A baseball league for individuals with autism and other disabilities is expanding to central Oklahoma.
In 2016, Taylor Duncan, a 25-year-old with autism from Dallas, Georgia, started the Alternative Baseball Organization, a non-profit aiming to provide an authentic baseball experience for teens age 15+ and adults with autism and other disabilities.
Duncan said he created the organization to ensure that participants gain social and physical skills for success in life, both on and off the diamond.
Due to the ongoing COVID-19 pandemic, recruitment for 2021 has begun virtually. Duncan said the league needs volunteer coaches and managers, players and volunteers to get the new programs started.

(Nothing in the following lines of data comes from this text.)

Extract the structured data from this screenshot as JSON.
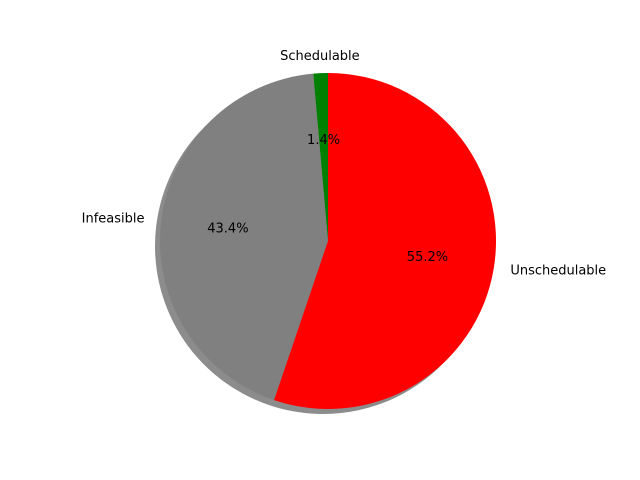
{
  "chart_data": {
    "type": "pie",
    "title": "",
    "slices": [
      {
        "label": "Schedulable",
        "value": 1.4,
        "pct_label": "1.4%",
        "color": "#008000"
      },
      {
        "label": "Infeasible",
        "value": 43.4,
        "pct_label": "43.4%",
        "color": "#808080"
      },
      {
        "label": "Unschedulable",
        "value": 55.2,
        "pct_label": "55.2%",
        "color": "#ff0000"
      }
    ],
    "start_angle_deg": 90,
    "direction": "counterclockwise",
    "shadow": true,
    "legend": "none"
  }
}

For the players in the league, it’s all about forming friendships, because that’s what they take with them off the field, Duncan said.
“They learn social skills through authentic experiences, and they get those experiences with the game of baseball and our organization,” Duncan said. “It gives them the opportunity to test those social skills and really fine tune them to be able to transition and be able to be successful in life.”
Duncan said one of the most important skills participants develop and refine is the ability to communicate effectively.
“They learn how to motivate other teammates and communicate plays on the field,” Duncan said. “They’re developing team chemistry, and what it takes to succeed and how to work together as a team.”
The league has an established team 80 miles south of Norman in Duncan, and now that the organization has grown, Duncan said it’s time to expand to the metro and give the team in Duncan some in-state competition.
Duncan said continuing to establish teams in other areas is important because it gives individuals with special needs an outlet.
“No matter where you go, I’ve learned that once you graduate from high school, the services that help them tend to dip,” Duncan said. “There’s just not enough resources that are still available for those with disabilities to continue their enrichment toward becoming independent once they age out.”
Unlike other leagues around the country that have assistants for players on the field, everyone plays independently in the ABO, Duncan said.
The ABO is designed for teens and adults on the spectrum who are truly baseball enthusiasts, he said.
“Everybody plays independently on the field, so this is a step toward a traditional program,” Duncan said. “If we really have a big passion for baseball, it shouldn’t end for us at high school age. We should be able to play forever if we want, because they don’t call it America’s pastime by name only.”
Regardless of experience level, Duncan said ABO gives individuals with disabilities an opportunity to have experiences with others like themselves.
“It gives them something to enjoy that they will remember for the rest of their lives,” Duncan said.